Time for a Broader View of Leadership?

Time for a Broader View of Leadership?

20 Oct 17 3mins Jon Midmer


Are you an extrovert, introvert or somewhere in between? And how does your extroversion or introversion influence how you lead, like to be led and what you look for in your team? Over the past month, both when taking C-level briefs and receiving feedback on candidates, I have been struck by a marked preference for extroverts. However, as a chatty introvert myself, I wonder whether we shouldn’t be more open to a range of styles, and accept that introverts can lead as effectively, just differently?

In Defence of the Introvert

I realise the definition of extroversion and introversion are up for debate. I view the concepts in two ways: 1) where people get their energy from (extroverts externally, introverts internally); and 2) people’s differing styles of social interaction (extroverts being more gregarious, introverts more reserved). And there can be different combinations of the two, so someone can be extroverted in their thinking and problem-solving style, but more introverted socially, and vice versa.

If many successful leaders are introverts, why is there a preference for extroverts and/or a prejudice against introverts? Maybe it’s because Western societies have traditionally favoured magnetism and action over contemplation and thought?

Introverts have (unfairly, in my view) often been considered too quiet, unassertive and incapable of inspiring “followership” or handling the challenges of the most demanding leadership roles.

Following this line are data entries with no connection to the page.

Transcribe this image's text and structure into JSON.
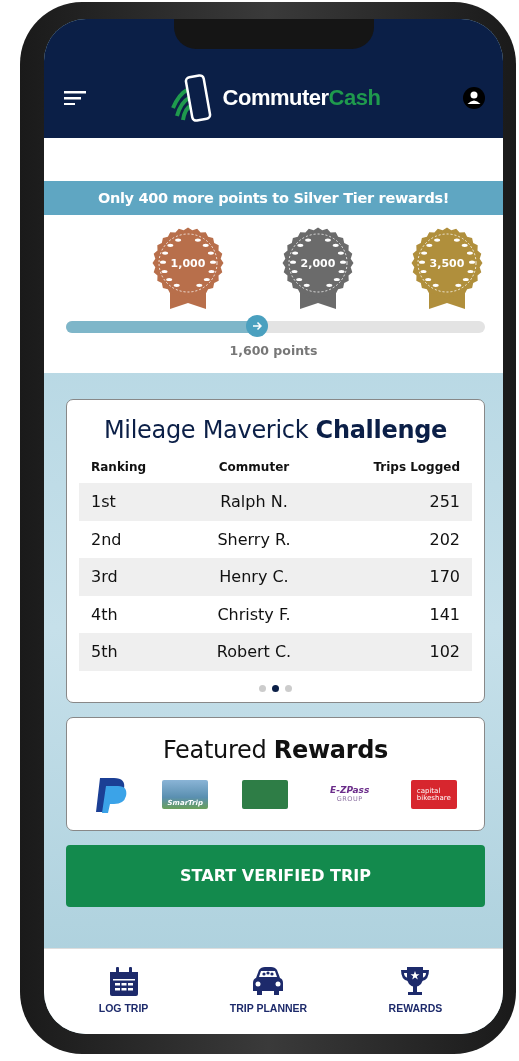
{
  "header": {
    "brand_first": "Commuter",
    "brand_second": "Cash"
  },
  "progress": {
    "banner": "Only 400 more points to Silver Tier rewards!",
    "tiers": [
      {
        "label": "1,000",
        "color": "#b86f4b"
      },
      {
        "label": "2,000",
        "color": "#6b6b6b"
      },
      {
        "label": "3,500",
        "color": "#b08f3c"
      }
    ],
    "level": 0.455,
    "reading": "1,600 points"
  },
  "challenge": {
    "title": "Mileage Maverick **Challenge**",
    "columns": [
      "Ranking",
      "Commuter",
      "Trips Logged"
    ],
    "rows": [
      {
        "ranking": "1st",
        "commuter": "Ralph N.",
        "trips": "251"
      },
      {
        "ranking": "2nd",
        "commuter": "Sherry R.",
        "trips": "202"
      },
      {
        "ranking": "3rd",
        "commuter": "Henry C.",
        "trips": "170"
      },
      {
        "ranking": "4th",
        "commuter": "Christy F.",
        "trips": "141"
      },
      {
        "ranking": "5th",
        "commuter": "Robert C.",
        "trips": "102"
      }
    ],
    "pages": [
      {
        "selected": false
      },
      {
        "selected": true
      },
      {
        "selected": false
      }
    ]
  },
  "rewards": {
    "title": "Featured **Rewards**",
    "items": [
      {
        "kind": "paypal"
      },
      {
        "kind": "smartrip",
        "text": "SmarTrip"
      },
      {
        "kind": "card"
      },
      {
        "kind": "ezpass",
        "text": "E-ZPass",
        "subtext": "GROUP"
      },
      {
        "kind": "bikeshare",
        "text": "capital",
        "subtext": "bikeshare"
      }
    ]
  },
  "action": {
    "label": "START VERIFIED TRIP"
  },
  "nav": [
    {
      "kind": "calendar",
      "label": "LOG TRIP"
    },
    {
      "kind": "car",
      "label": "TRIP PLANNER"
    },
    {
      "kind": "trophy",
      "label": "REWARDS"
    }
  ]
}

However, in business, as in life, it’s easy to mistake confidence for competence, and I doubt many would accuse introverted leaders such as Mohatma Ghandi or Barack Obama of being passive or uninspirational!

New Business Challenges

Until the technological revolution, CEOs had a similar role to that of military generals, rallying troops and giving orders. The company target having been determined and the enemy pinpointed, speeches were delivered to inspire field-based legions to execute.

But in today’s global, more complex, technology-led world, many of the challenges facing organisations today are less like trench warfare and more like keyhole surgery. And whereas sizeable cohorts of engineers and data scientists – typically introverted – could only be found in companies that were in “heavy-duty tech”, now they are just as likely to be found in retailers, hospitality players and leisure businesses.

I believe that leadership is as much about helping one’s organisation figure out complex problems as about rallying the troops – although they are clearly not mutually exclusive. And the more intractable the problems, the more persistent the thought that needs to go into them.

As Albert Einstein, another renowned introvert, said: “It’s not that I am so smart, it’s that I stay with problems longer.” With increasingly complex challenges, should we not embrace contemplation and listening, rather than shun it? Perhaps, for this reason, at the beginning of meetings at Amazon, employees are required to read – in silence.

Reframing Leadership Expectations

In my view, the role of today’s leader is to empower, not to dominate. Nelson Mandela famously said: “Lead from the back, so others believe they’re in front”, which ties in nicely with Leandro Herrero’s concept of distributed leadership.

This way of thinking encourages leaders to give the stage to workers at lower organisational levels, rather than steal the limelight themselves. Feeling collectively empowered to change a company is certainly far more exciting than being told to deliver change others have come up with.

The way organisations are communicating is also shifting, from top-down to peer-to-peer. Town halls are out, social media is in. Against this backdrop, who’s to say whether an extrovert or an introvert will be the more effective leader?

Could it be that what people today are looking for in a leader is also changing? Many of the most highly respected and successful business leaders I know, be they extroverted or introverted, think deeply, act intelligently and encourage others to do the same.

Could empathy and the ability to listen be as important as charisma and the ability to talk? Neither introverts nor extroverts have a monopoly on any of these gifts.

At the end of the day, isn’t it a question of leaders of all persuasions finding coping mechanisms to adapt their style to get the best out of their teams, which are themselves composed of people of varying personality types?

Is it perhaps time, therefore, that we develop a broader and more nuanced view of leadership? Could we be a little more open to leaders of all personality types, as long as they display intellect and authenticity, empathy and courage?